His face was wet with tears, but he went on. “And it’s all confusing. Where do I go from here? What can I do? I don’t know.” He shook his head. “I don’t know. It’s like the tornado is still spinning around me.” He knew he was getting off track, but if he could just keep talking, keep Shem distracted. “Whatever you do,” he said again. A picture of his dad flashed in his mind again, lying dead in the tree just after the tornado. “Believe me, I know.”

“You don’t know what you’re talking about,” Shem said.

“The world can be an ugly place,” Eric said, continuing on. “And it can seem like it is all stacked up against you, that the only way out is to... to...” He left the thought hanging in the air, not wanting to say it out loud.

“They’ll never learn,” Shem said, sounding a bit less intense now. “If something doesn’t wake them up, nothing will ever change. It will just get worse.
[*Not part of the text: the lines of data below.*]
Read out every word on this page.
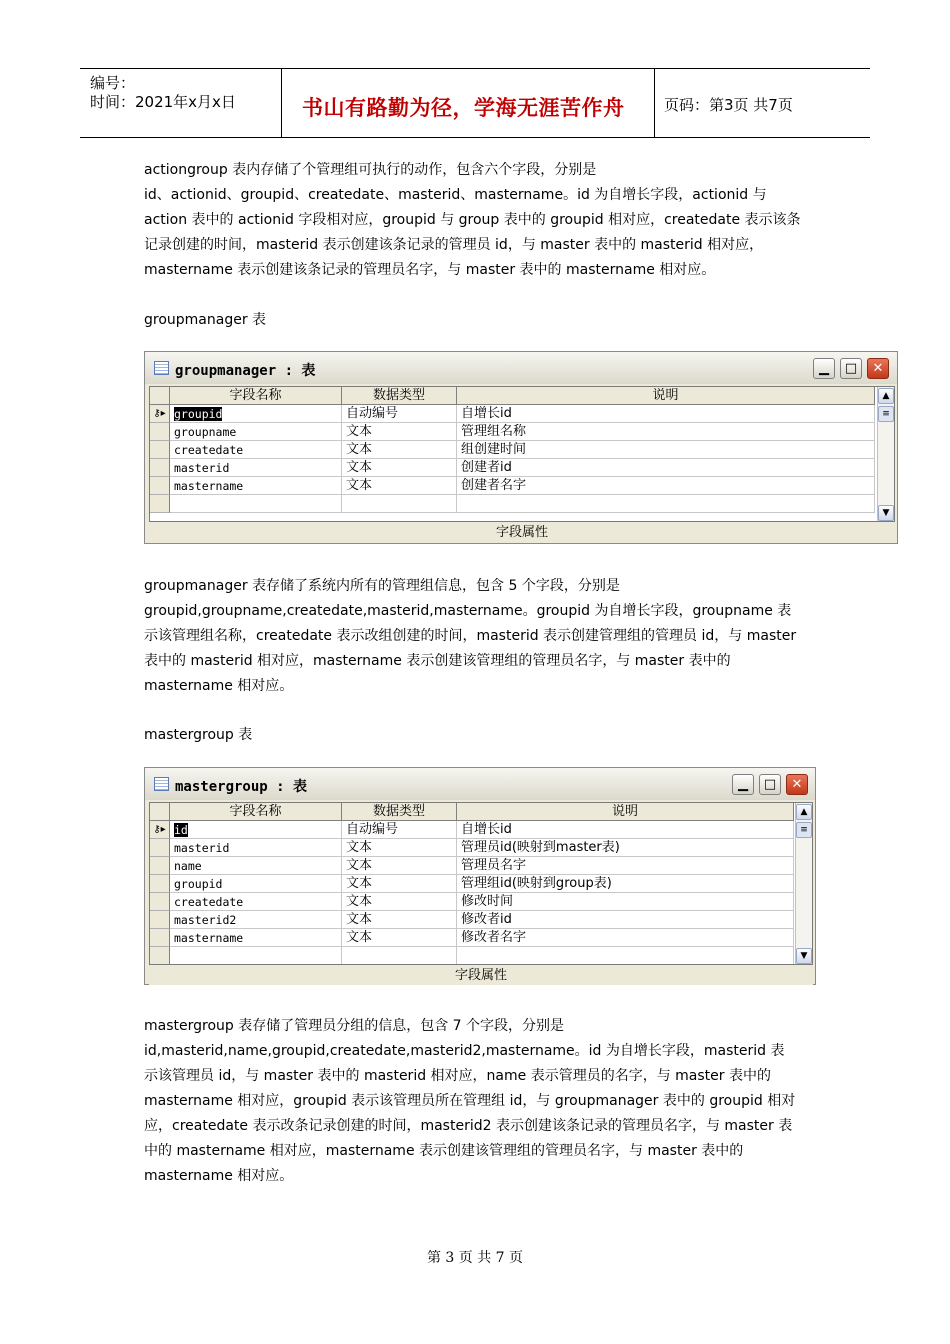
编号：
时间：2021年x月x日	书山有路勤为径，学海无涯苦作舟	页码：第3页 共7页
actiongroup 表内存储了个管理组可执行的动作，包含六个字段，分别是
id、actionid、groupid、createdate、masterid、mastername。id 为自增长字段，actionid 与
action 表中的 actionid 字段相对应，groupid 与 group 表中的 groupid 相对应，createdate 表示该条
记录创建的时间，masterid 表示创建该条记录的管理员 id，与 master 表中的 masterid 相对应，
mastername 表示创建该条记录的管理员名字，与 master 表中的 mastername 相对应。
groupmanager 表
groupmanager : 表	▁	□	✕
字段名称	数据类型	说明
⚷▸ groupid	自动编号	自增长id
groupname	文本	管理组名称
createdate	文本	组创建时间
masterid	文本	创建者id
mastername	文本	创建者名字
▲
≡
▼
字段属性
groupmanager 表存储了系统内所有的管理组信息，包含 5 个字段，分别是
groupid,groupname,createdate,masterid,mastername。groupid 为自增长字段，groupname 表
示该管理组名称，createdate 表示改组创建的时间，masterid 表示创建管理组的管理员 id，与 master
表中的 masterid 相对应，mastername 表示创建该管理组的管理员名字，与 master 表中的
mastername 相对应。
mastergroup 表
mastergroup : 表	▁	□	✕
字段名称	数据类型	说明
⚷▸ id	自动编号	自增长id
masterid	文本	管理员id(映射到master表)
name	文本	管理员名字
groupid	文本	管理组id(映射到group表)
createdate	文本	修改时间
masterid2	文本	修改者id
mastername	文本	修改者名字
▲
≡
▼
字段属性
mastergroup 表存储了管理员分组的信息，包含 7 个字段，分别是
id,masterid,name,groupid,createdate,masterid2,mastername。id 为自增长字段，masterid 表
示该管理员 id，与 master 表中的 masterid 相对应，name 表示管理员的名字，与 master 表中的
mastername 相对应，groupid 表示该管理员所在管理组 id，与 groupmanager 表中的 groupid 相对
应，createdate 表示改条记录创建的时间，masterid2 表示创建该条记录的管理员名字，与 master 表
中的 mastername 相对应，mastername 表示创建该管理组的管理员名字，与 master 表中的
mastername 相对应。
第 3 页 共 7 页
It always gets worse.”

“This isn’t the way.”

Shem looked down at his hand holding the trigger, and it looked as if there might be a chance. He might choose not to let go. But Shem shook his head. “It doesn’t matter anymore,” he said. “It’s all over.”

At that moment Heaven ran in from behind him and dove at Shem, grabbing on to his hand just before he could release the button. The momentum carried them over the balcony ledge, but Heaven held on as they fell. They fell hard onto the concrete below, Shem breaking her fall.

When Eric made it back down the fire escape and over to Heaven and Shem, she still hadn’t moved, frozen in shock and fear. She stared into Shem’s now lifeless eyes, continuing to hold onto his hand, the fear of what could happen, what almost happened, etched into her face. A police siren sounded in the distance; help would have been too late. Eric took her hand and carefully slid the lid back in place over the trigger. “It’s okay,” he said then, helping her release her hand from the trigger. He held his thumb over the lid for a moment more, making sure it wouldn’t release. “It’s okay.”

He helped her get to her feet and wrapped her in a big hug. She held on so tight. “You’re all right,” he said, letting her sob into his shoulder. “We’re all right.” He held her tight as she shivered from the fear and excitement. “Everything is going to be okay.”